The Building Regulations Principal Designer (BRPD) role: what clients need to know

09.02.26 BRPD

In this Q&A, we talk to Veretec Director (and registered BRPD) Jeremy Williamson about our BRPD offering as well as the duties and challenges about which clients need to be aware.

What is the BRPD role?
The BRPD role is a statutory responsibility, introduced after the passing of the Building Safety Act 2022, which involves planning, managing and monitoring design work to ensure compliance with Building Regulations. The duties span the design stages with responsibility for ensuring the design, if built, is compliant with the Building Regulations. Responsibility for building a compliant design lies with the appointed Principal Contractor.

The Health and Safety Executive (HSE) envisaged the BRPD role sitting with the Lead Designer. There can also be overlap between the BRPD role and that of the Lead Designer when the roles are under separate appointments. The latter has a contractual responsibility to coordinate design work as well as a statutory duty to ensure compliance with Building Regulations.

The BRPD role differs markedly from the Principal Designer role, which relates to Building Regulations compliance and to health and safety matters associated with the design, construction and operation of a building during the pre-construction design stages.

What do clients need to know?
The legal duty to ensure designs comply with Building Regulations lies with the developer/building owner. This includes ensuring the design consultants they appoint are competent, projects are managed and monitored through appropriate systems, resourcing is adequate, coordination between designers and contractors is collaborative, and that all necessary information is gathered, held electronically and is accessible.

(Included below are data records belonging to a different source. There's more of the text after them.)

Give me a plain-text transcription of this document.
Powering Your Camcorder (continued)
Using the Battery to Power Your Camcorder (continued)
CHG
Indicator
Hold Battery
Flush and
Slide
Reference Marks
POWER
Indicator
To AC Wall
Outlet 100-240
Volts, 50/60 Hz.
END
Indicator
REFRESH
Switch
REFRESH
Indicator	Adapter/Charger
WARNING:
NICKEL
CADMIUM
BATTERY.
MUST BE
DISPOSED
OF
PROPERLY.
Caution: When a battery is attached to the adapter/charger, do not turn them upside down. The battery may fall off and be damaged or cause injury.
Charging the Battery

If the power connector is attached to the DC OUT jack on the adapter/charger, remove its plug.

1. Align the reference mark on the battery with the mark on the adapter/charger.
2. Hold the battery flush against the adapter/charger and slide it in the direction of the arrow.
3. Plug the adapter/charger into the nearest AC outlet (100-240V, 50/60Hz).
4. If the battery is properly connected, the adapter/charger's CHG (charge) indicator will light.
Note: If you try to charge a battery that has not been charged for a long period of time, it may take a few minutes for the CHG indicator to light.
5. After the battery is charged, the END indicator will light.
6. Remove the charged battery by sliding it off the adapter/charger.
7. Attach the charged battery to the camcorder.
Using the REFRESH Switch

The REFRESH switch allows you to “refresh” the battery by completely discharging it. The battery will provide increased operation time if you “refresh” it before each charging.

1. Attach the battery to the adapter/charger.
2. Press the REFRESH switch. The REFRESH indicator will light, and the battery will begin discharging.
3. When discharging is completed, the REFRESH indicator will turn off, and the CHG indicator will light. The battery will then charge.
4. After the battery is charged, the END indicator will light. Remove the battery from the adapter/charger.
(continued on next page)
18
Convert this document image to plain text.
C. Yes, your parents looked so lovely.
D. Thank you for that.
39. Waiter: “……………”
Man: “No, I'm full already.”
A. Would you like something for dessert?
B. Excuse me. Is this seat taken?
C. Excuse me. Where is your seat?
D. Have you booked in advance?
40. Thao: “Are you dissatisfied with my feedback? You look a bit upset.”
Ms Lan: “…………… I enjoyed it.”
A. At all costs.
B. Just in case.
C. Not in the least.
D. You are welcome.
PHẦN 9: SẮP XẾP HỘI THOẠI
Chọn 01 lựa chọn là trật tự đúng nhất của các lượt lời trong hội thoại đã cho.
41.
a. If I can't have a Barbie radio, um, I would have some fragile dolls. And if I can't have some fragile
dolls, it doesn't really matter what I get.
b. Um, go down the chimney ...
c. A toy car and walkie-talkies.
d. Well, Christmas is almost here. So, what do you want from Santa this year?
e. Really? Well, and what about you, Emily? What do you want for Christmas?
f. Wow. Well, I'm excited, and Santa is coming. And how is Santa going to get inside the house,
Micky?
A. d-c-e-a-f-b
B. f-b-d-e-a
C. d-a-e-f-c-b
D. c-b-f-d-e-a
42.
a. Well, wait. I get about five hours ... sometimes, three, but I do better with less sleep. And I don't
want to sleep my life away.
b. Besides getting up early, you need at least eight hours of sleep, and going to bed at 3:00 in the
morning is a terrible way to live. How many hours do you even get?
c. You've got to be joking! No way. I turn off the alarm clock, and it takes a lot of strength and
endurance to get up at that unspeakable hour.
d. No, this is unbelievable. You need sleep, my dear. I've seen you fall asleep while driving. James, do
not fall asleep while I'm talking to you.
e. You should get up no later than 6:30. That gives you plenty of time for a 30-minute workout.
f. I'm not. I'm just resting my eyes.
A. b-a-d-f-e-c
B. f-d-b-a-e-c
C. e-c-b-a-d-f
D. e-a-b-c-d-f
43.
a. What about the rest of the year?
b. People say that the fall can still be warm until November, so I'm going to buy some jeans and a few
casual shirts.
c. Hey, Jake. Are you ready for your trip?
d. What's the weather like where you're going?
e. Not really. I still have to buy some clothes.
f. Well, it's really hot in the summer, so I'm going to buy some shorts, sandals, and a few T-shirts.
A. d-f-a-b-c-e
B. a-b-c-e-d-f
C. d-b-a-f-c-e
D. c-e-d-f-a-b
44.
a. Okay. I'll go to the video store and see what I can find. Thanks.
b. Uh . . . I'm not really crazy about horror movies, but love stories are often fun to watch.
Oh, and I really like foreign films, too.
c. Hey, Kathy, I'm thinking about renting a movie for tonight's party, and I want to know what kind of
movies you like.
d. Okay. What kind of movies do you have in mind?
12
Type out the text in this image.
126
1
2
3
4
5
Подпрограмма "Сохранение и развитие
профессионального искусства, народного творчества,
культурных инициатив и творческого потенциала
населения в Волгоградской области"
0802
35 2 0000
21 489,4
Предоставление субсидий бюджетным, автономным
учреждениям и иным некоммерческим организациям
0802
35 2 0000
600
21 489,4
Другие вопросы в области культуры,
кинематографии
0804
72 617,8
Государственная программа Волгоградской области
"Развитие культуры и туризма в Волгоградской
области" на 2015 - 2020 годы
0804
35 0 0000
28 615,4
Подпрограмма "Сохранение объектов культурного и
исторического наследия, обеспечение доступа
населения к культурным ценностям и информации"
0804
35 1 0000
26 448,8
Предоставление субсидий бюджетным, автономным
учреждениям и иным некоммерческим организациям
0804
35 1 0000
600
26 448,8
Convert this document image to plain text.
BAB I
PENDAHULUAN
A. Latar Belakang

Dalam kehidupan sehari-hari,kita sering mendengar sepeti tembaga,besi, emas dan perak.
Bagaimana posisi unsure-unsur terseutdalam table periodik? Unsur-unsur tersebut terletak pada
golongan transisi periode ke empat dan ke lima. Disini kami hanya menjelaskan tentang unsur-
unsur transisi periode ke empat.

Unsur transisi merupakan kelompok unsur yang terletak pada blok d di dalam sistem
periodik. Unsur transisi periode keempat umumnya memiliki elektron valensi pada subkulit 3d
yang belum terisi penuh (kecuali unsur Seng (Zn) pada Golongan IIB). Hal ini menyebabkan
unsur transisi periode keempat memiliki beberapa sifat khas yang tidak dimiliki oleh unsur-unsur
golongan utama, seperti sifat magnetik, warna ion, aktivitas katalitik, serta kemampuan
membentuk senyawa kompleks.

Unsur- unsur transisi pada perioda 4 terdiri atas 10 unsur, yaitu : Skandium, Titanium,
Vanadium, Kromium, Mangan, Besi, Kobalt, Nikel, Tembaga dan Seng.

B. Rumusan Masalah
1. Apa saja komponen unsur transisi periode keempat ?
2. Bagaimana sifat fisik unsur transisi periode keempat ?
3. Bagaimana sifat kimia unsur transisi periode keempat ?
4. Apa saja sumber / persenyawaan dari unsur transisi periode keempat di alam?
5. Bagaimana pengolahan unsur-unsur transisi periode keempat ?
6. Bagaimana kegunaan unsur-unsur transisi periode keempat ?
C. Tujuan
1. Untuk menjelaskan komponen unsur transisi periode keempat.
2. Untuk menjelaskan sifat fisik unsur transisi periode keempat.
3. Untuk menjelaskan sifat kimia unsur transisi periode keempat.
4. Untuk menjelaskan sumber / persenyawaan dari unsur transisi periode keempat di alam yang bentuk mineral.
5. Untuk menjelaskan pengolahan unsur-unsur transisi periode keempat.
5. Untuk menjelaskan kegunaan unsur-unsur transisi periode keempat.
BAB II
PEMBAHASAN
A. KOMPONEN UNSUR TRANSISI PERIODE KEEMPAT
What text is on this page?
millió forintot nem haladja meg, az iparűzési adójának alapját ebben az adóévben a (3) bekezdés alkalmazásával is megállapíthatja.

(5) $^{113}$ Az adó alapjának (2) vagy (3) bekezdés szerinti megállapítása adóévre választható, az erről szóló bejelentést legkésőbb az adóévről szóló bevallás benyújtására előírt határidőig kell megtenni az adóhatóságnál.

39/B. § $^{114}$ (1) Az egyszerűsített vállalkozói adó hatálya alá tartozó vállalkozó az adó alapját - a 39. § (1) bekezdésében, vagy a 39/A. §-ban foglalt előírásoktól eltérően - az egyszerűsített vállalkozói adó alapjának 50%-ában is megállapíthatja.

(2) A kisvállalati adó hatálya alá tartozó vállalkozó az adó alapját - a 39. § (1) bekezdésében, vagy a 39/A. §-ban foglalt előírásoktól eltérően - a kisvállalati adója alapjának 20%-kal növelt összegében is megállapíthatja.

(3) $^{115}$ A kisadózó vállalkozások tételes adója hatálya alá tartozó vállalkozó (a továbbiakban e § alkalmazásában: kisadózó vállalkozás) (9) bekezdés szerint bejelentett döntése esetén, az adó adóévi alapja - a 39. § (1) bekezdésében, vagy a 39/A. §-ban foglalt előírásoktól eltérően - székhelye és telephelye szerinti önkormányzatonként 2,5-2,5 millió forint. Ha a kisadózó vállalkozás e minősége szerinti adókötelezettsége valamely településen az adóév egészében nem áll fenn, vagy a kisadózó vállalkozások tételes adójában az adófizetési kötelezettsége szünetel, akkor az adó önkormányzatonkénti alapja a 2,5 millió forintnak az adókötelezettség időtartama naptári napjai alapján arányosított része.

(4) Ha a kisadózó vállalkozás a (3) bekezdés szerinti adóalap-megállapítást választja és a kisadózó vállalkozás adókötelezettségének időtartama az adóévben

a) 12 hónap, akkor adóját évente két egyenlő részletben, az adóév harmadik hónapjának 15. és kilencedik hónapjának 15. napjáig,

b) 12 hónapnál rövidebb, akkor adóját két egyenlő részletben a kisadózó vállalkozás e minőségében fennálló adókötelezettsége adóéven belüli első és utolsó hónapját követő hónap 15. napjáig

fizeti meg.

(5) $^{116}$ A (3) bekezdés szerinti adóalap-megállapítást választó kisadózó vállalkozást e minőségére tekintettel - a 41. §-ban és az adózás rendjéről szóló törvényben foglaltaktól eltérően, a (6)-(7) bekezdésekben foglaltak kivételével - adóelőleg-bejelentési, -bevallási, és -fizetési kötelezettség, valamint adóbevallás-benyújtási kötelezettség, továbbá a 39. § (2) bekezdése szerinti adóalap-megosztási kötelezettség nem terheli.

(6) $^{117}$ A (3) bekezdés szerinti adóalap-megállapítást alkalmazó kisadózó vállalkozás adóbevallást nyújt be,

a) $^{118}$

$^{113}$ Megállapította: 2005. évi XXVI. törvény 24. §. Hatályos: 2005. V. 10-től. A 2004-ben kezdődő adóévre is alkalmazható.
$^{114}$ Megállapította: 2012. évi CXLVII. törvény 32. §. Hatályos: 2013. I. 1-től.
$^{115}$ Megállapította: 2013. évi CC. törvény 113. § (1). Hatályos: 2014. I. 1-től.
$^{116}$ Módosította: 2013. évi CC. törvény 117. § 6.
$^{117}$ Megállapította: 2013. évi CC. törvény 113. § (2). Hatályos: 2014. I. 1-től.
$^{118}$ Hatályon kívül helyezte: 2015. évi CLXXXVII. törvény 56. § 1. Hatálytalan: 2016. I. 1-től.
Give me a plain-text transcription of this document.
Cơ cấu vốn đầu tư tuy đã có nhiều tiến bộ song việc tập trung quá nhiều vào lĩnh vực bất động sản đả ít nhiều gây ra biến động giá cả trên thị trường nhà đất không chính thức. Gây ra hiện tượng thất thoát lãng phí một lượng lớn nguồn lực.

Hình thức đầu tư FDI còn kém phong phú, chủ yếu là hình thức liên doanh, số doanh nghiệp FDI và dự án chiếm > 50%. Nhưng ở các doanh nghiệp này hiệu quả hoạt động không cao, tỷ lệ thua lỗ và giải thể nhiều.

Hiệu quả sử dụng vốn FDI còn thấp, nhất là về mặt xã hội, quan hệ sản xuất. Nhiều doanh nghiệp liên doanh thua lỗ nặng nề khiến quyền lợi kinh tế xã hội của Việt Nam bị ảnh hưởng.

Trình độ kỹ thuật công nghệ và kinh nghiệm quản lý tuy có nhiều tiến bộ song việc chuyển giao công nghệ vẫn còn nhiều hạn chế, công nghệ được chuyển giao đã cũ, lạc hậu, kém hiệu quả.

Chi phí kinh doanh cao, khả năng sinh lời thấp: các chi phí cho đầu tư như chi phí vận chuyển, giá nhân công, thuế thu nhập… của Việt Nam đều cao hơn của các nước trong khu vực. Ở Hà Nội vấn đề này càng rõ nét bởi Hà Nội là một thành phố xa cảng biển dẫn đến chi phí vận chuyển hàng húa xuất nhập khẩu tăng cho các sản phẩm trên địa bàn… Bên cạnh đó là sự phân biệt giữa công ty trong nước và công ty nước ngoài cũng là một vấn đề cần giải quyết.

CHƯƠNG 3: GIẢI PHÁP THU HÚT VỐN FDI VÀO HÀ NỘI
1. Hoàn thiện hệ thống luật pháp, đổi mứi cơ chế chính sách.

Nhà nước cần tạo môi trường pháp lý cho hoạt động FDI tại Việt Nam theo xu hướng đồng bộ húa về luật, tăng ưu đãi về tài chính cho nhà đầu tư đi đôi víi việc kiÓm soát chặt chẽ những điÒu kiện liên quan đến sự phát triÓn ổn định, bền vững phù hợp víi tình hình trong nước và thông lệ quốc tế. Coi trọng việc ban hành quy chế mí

Where a project involves Higher Risk Buildings (HRBs), as defined by the Building Safety Act, additional duties are imposed, including a competence declaration, a construction control plan, a change control plan, a mandatory occurrence reporting plan are provided to the Building Safety Regulator (BSR).

These duties impose an administrative and time burden on clients looking to deliver large, complex projects as well as exposing them to increased legal and financial risks. Appointing a dedicated and suitably skilled/experienced BRPD is a key method of ensuring a client’s legal responsibilities are discharged correctly and efficiently.

What are the challenges?
Large projects, particularly HRBs, have always required good collaboration to bring about a successful outcome. The difference now is we need to demonstrate to the BSR that we have planned, managed and monitored our design work and our designs are Building Regulations complaint to pass through ‘Gateway 2’. This is a time-consuming process that requires a comprehensive record of how designers have demonstrated design compliance, further complicated by the fact that, until recently, there was little guidance on how to provide a Gateway 2 application to the BSR, nor a sample template to assist clients and design teams.

With little guidance on how to prepare an application, clients and design teams have had to try and interpret the legislation themselves leading inevitably to a multiplicity of approaches and much confusion.

Therefore, clients and designers have faced a steep learning curve, and it will probably take some time for clients and design teams to fully embed the process within their wider approach to HRB project delivery. At Veretec, we found the recent guidance provided by the Construction Leadership Council to be very helpful, but we would like to see firmer guidance from the HSE itself to reduce the risk of long delays in the approval process.

We would like to see the Gateway process more aligned to the planning process, where the latter allows for early engagement with local planning authorities to help maximise the chances of a successful application. Such an approach would surely assist the BSR by reducing the risk of rejected applications and freeing up time to reduce the backlog of cases. We at Veretec believe that an intelligent, collaborative and streamlined approach would benefit everyone.

Why is Veretec suited to the BRPD role?
As highly experienced delivery architects who have worked on numerous HRBs, we have industry-leading expertise in how to provide compliant detailed construction information of the type required for Gateway 2 applications. Our vast knowledge of how to coordinate large, multidiscipline design teams on complex projects in a variety of sectors and on diverse building types also means we are suitably skilled to coordinate design information and lead projects to successful outcomes as we recently did for a recent Gateway 2 application on a complex Central London project.

Our delivery experience and strong background of collaboration with contractor teams and knowledge of technical buildability issues means we pre-empt design and construction challenges and produce robust design information that contractors can rely on.

We have a dedicated BRPD offer and a growing team of architects available and ready to guide developers and building owners through what is still a challenging process while guaranteeing a comprehensive and efficient service.

 

What projects are we working on that require a Gateway 2 application?
We are now undertaking the BRPD role on a number of projects and out of these we are particularly delighted with our Kingsland Road project for Morro Living, where we are both delivery Architect and Building Regulations Principal Designer, as this recently secured Gateway 2 approval in just 13 weeks which is the fastest approval to date in the industry.